We recommend starting with a "light intervention" approach: First, use AI copywriting tools (such as ChatGPT and Wenxin Yiyan) to help generate draft copy, then manually revise and publish—at zero additional cost. Second, introduce AI image tools to reduce image costs. Third, use multi-platform management tools for unified distribution, saving time spent on platform-by-platform operations. For example, SocialEcho's basic version costs $12.5/month, covering multi-platform publishing, comment management, and basic data reporting. For small brands with limited monthly content operation budgets, this is a highly cost-effective starting point.
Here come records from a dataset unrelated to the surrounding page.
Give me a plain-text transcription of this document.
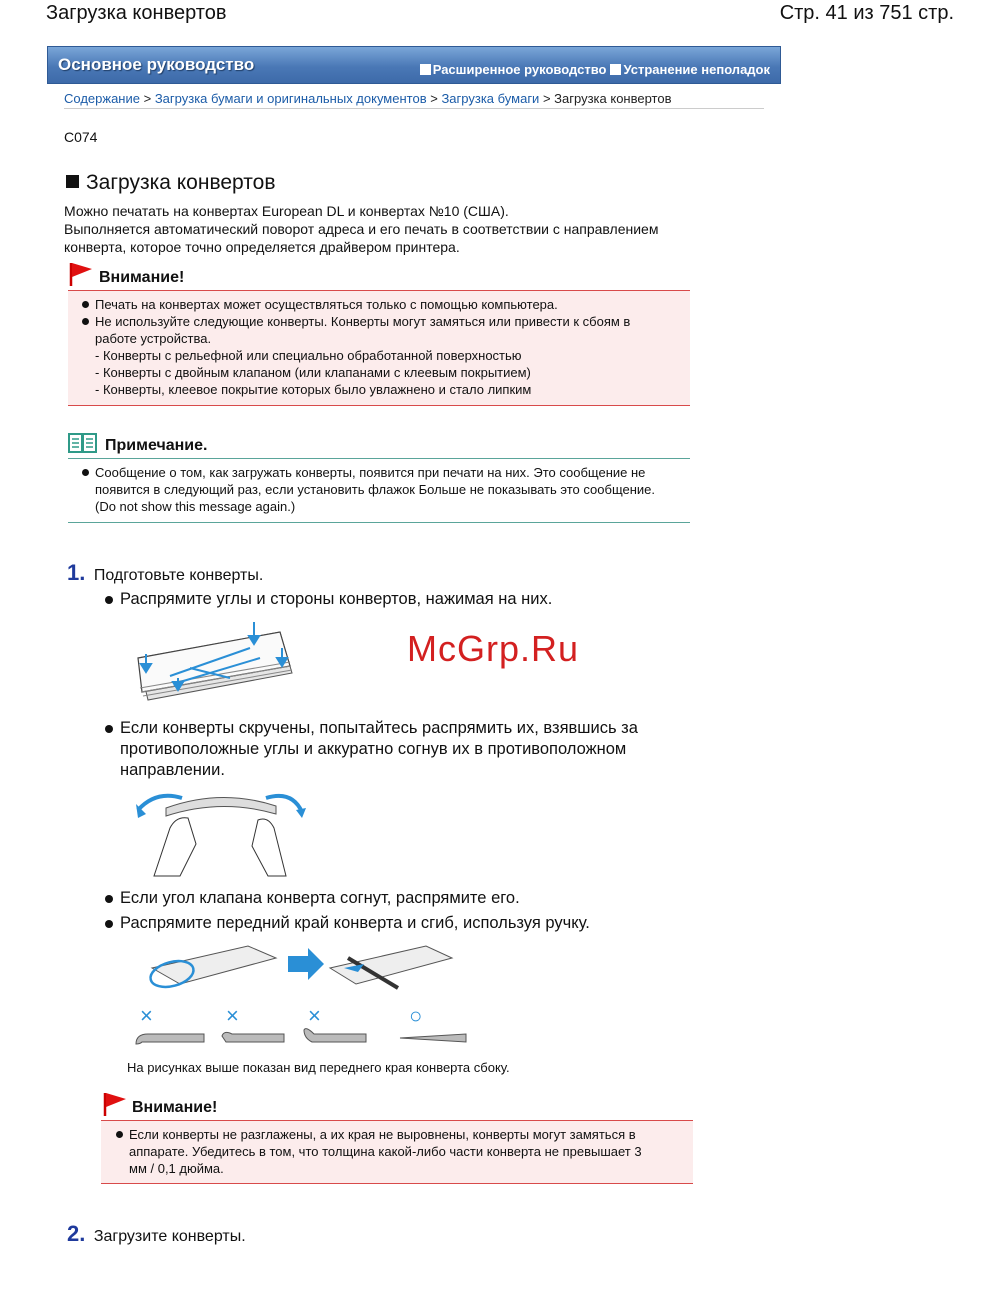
Загрузка конвертов	Стр. 41 из 751 стр.
Основное руководство	Расширенное руководство	Устранение неполадок
Содержание > Загрузка бумаги и оригинальных документов > Загрузка бумаги > Загрузка конвертов
C074
Загрузка конвертов
Можно печатать на конвертах European DL и конвертах №10 (США).
Выполняется автоматический поворот адреса и его печать в соответствии с направлением
конверта, которое точно определяется драйвером принтера.
Внимание!
Печать на конвертах может осуществляться только с помощью компьютера.
Не используйте следующие конверты. Конверты могут замяться или привести к сбоям в
работе устройства.
- Конверты с рельефной или специально обработанной поверхностью
- Конверты с двойным клапаном (или клапанами с клеевым покрытием)
- Конверты, клеевое покрытие которых было увлажнено и стало липким
Примечание.
Сообщение о том, как загружать конверты, появится при печати на них. Это сообщение не
появится в следующий раз, если установить флажок Больше не показывать это сообщение.
(Do not show this message again.)
1. Подготовьте конверты.
Распрямите углы и стороны конвертов, нажимая на них.
McGrp.Ru
Если конверты скручены, попытайтесь распрямить их, взявшись за
противоположные углы и аккуратно согнув их в противоположном
направлении.
Если угол клапана конверта согнут, распрямите его.
Распрямите передний край конверта и сгиб, используя ручку.
×	×	×	○
На рисунках выше показан вид переднего края конверта сбоку.
Внимание!
Если конверты не разглажены, а их края не выровнены, конверты могут замяться в
аппарате. Убедитесь в том, что толщина какой-либо части конверта не превышает 3
мм / 0,1 дюйма.
2. Загрузите конверты.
Learn more about SocialEcho solutions →
The maturity levels are ranked from highest to lowest: ① Text generation (most mature, reliable quality, already commercially available on a large scale); ② Image generation (mature, but requires manual selection and fine-tuning); ③ Data analysis and reporting (mature, highly automated); ④ Short video editing assistance (relatively mature, with stable functions such as subtitles and editing point suggestions); ⑤ Complete video generation (under development, quality varies, still requires a lot of manual control); ⑥ Real-time interactive content (early stage, with functions such as AI-powered comment replies gradually becoming widespread).
Three strategies: ① Brand voice targeting – embedding brand-specific tone, vocabulary preferences, and taboos into AI tool prompts to create a "brand prompt template library"; ② Exclusive information asymmetry – using AI to process general information, but adding brand-specific data, case studies, and perspectives to the content, making it impossible for AI to replicate; ③ Iterative testing – continuously using data to test which content combinations work best, quickly eliminating homogenized content and retaining differentiated content models. Homogenization is not an AI problem, but a user strategy problem.